Minimalist Vision with Freeform Pixels

Abstract — 摘要

A minimalist vision system uses the smallest number of pixels needed to solve a vision task. While a traditional camera uses a large grid of square pixels, a minimalist camera uses freeform pixels that can take on arbitrary shapes to increase their information content. The hardware of a minimalist camera can be modeled as the first layer of a neural network, where the subsequent layers are used for inference. Training the network for any given task yields the shapes of the camera's freeform pixels, each of which is implemented using a photodetector and an optical mask. We have designed minimalist cameras for monitoring indoor spaces (with 8 pixels), measuring room lighting (with 8 pixels), and estimating traffic flow (with 8 pixels).

極簡視覺系統採用完成視覺任務所需的最少像素數量。傳統相機使用大型方形像素陣列，而極簡相機則使用可呈任意形狀的自由形像素，以提升其資訊承載量。極簡相機的硬體可被建模為神經網路的第一層，後續各層則負責推論。針對任何給定任務訓練該網路，即可得到相機自由形像素的形狀，每個像素以光偵測器和光學遮罩來實現。我們已設計了用於室內空間監控（8 個像素）、房間照明量測（8 個像素）及交通流量估計（8 個像素）的極簡相機。

段落功能全文總覽——以精簡語言定義「極簡視覺」的核心概念，並預告三項應用場景作為實證。

邏輯角色摘要作為論文入口，先建立「最少像素即可完成任務」的核心主張，再以神經網路建模和硬體實現說明方法，最後用三個 8 像素應用作為收束。

論證技巧 / 潛在漏洞「8 個像素」的數字極具震撼效果，形成強烈反差——讀者自然會好奇如此少的像素如何完成複雜任務。這是高效的注意力引導策略，但也可能引發對通用性的質疑。

1. Introduction — 緒論

Modern cameras capture images with millions of square pixels arranged in a dense grid.

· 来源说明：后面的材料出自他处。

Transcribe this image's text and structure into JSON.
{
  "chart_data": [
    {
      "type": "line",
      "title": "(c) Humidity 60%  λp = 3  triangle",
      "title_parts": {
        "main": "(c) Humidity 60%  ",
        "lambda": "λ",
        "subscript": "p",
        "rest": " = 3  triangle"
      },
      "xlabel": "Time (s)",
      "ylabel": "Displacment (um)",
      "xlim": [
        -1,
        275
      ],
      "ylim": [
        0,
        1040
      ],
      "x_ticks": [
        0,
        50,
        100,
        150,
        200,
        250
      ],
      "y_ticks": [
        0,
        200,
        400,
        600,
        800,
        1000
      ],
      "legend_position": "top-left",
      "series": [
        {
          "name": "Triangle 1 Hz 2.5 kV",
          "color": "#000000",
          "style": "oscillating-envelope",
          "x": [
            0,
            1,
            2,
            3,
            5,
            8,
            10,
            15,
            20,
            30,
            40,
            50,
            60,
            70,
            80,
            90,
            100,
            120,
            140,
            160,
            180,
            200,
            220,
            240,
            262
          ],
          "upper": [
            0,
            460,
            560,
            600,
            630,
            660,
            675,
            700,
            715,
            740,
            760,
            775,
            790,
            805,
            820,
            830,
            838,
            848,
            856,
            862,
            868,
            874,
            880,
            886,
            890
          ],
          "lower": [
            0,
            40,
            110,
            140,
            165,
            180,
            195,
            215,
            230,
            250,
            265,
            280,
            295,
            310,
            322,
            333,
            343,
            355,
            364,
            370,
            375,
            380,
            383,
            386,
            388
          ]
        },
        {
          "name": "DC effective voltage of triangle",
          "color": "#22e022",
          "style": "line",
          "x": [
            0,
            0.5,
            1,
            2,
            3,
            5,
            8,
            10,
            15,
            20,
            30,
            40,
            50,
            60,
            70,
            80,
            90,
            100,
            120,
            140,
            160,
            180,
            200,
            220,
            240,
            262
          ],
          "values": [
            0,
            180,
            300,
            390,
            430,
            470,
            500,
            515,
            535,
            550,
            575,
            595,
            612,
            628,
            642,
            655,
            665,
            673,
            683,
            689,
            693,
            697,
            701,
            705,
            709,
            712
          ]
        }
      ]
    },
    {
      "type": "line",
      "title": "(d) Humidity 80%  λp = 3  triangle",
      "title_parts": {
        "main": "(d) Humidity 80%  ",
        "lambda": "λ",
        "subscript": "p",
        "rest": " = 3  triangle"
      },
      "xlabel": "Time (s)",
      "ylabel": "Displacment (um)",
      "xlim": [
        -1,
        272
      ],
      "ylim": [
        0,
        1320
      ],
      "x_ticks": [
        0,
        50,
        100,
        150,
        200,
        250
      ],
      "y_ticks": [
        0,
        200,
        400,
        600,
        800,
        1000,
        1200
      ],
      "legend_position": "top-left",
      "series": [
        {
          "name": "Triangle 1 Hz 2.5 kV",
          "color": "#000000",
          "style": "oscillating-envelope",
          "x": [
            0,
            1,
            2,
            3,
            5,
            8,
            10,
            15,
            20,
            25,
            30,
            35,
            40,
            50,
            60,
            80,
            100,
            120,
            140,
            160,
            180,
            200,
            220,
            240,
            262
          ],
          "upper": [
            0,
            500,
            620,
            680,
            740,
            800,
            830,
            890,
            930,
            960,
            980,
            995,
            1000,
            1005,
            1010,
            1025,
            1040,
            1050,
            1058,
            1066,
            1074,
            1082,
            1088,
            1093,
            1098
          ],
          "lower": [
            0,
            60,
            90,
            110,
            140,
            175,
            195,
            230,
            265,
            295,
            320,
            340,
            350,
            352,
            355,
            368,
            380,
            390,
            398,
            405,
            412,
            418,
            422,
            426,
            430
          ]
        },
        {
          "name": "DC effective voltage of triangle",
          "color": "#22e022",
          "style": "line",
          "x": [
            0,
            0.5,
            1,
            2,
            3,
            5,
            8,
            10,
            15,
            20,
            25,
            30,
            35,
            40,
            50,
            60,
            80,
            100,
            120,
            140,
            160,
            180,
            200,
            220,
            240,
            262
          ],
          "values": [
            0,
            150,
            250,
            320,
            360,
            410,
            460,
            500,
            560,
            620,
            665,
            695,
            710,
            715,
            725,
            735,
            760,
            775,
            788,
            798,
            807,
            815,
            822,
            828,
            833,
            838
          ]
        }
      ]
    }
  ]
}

This design philosophy assumes that high-resolution images are always necessary for visual understanding. However, for many practical vision tasks, most of the captured information is redundant. A surveillance camera monitoring whether a room is occupied does not need megapixel resolution. A sensor measuring ambient lighting does not need to capture a detailed image of the room. This observation motivates us to ask: what is the minimum number of measurements needed to solve a given vision task?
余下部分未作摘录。